Hinzu kommt, dass es heute viel mehr personalisierte Angebote gibt. Das Internet weiss, was wir gut finden und schlägt uns ständig neue Dinge vor, die uns interessieren könnten. In der Fachsprache wird das «Nudging» genannt. «Dieses personalisierte Anstupsen nimmt uns einen Teil der Entscheidungsarbeit ab und verleitet uns dazu, öfters Ja zu sagen», sagt Süss.

Ein weiterer Aspekt betrifft die Zunahme serieller Angebote, die oft mit Cliffhangern verknüpft sind. Es fällt schwer, bei einer andauernden Geschichte auszusteigen. Süss vergleicht es mit einer Beziehung. «Wenn ein Paar lange zufrieden zusammen ist, fällt es den Partnern schwer, sich zu trennen. Man hat gemeinsam viel aufgebaut und investiert.» Ähnlich verhalte es sich mit seriellen Angeboten. Man hat sich mit den Charakteren und der Geschichte auseinandersetzt und viel Empathie investiert.

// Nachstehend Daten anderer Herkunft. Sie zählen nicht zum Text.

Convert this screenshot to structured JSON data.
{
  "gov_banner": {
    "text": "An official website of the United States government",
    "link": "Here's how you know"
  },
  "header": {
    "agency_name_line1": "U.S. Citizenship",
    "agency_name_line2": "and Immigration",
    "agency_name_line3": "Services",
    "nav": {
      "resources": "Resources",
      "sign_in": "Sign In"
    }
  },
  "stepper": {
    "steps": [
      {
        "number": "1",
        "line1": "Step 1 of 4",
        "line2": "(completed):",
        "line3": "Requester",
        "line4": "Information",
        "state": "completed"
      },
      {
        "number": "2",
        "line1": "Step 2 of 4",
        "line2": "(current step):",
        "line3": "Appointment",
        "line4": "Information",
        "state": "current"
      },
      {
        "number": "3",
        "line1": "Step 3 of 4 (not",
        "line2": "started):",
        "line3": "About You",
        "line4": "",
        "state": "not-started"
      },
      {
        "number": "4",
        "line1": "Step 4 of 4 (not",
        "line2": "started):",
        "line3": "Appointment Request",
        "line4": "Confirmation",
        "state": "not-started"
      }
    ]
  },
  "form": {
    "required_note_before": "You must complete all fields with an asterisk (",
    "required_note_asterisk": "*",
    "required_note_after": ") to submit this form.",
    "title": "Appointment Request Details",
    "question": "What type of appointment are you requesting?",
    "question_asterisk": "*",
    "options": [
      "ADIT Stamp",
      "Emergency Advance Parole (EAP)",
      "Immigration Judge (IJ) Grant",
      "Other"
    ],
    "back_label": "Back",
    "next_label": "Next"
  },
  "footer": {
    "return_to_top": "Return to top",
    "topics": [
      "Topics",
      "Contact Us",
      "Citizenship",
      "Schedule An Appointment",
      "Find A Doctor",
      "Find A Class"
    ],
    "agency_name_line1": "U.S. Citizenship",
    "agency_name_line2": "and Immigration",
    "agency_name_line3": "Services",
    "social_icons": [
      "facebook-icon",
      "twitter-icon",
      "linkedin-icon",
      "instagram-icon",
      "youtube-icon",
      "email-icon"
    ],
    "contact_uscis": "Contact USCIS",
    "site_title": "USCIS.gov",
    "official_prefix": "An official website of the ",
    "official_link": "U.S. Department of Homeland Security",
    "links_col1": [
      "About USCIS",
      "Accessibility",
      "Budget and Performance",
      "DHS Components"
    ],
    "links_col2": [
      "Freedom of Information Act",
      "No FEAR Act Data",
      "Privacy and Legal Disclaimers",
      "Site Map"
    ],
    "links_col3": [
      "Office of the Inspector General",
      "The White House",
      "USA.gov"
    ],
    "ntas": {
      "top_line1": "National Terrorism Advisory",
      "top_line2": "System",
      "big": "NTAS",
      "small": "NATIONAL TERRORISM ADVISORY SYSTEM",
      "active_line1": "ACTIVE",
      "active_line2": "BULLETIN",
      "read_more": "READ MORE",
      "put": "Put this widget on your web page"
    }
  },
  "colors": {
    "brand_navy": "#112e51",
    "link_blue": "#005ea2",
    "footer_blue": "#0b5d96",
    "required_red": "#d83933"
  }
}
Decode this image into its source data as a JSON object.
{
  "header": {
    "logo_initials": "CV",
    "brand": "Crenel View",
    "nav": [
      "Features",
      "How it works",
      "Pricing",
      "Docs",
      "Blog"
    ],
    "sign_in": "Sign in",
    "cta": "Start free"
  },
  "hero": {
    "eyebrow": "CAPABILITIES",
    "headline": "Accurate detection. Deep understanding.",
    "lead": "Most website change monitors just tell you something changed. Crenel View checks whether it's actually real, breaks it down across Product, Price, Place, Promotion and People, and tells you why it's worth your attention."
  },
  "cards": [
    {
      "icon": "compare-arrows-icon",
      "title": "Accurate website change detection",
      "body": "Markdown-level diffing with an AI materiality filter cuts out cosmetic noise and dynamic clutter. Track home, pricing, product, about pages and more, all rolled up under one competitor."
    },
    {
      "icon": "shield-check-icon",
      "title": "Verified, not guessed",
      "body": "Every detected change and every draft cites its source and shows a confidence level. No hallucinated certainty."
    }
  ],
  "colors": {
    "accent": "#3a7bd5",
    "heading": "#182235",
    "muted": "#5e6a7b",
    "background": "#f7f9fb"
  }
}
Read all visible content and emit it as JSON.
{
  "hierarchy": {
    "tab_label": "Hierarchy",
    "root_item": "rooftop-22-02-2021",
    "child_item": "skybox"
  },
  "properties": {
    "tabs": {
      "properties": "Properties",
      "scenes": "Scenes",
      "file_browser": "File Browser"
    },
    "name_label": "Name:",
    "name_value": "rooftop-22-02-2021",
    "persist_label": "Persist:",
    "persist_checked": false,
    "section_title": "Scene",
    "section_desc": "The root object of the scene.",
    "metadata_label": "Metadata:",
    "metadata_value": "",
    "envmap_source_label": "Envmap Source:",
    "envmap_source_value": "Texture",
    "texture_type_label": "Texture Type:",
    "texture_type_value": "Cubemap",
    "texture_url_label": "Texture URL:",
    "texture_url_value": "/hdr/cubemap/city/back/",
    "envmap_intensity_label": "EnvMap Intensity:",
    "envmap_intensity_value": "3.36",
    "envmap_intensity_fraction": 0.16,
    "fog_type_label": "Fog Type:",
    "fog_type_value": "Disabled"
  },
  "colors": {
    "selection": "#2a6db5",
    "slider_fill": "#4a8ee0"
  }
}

Bei Massenphänomenen wie «Game of Thrones» kommt zu allem Übel «Fomo» hinzu: Fear of missing out. Zu Deutsch, Angst, etwas zu verpassen. Fomo bezieht sich primär auf den sozialen Austausch. Wenn ein Thema im Freundeskreis oder medial gehyped wird, kann Angst entstehen, nicht mitreden zu können.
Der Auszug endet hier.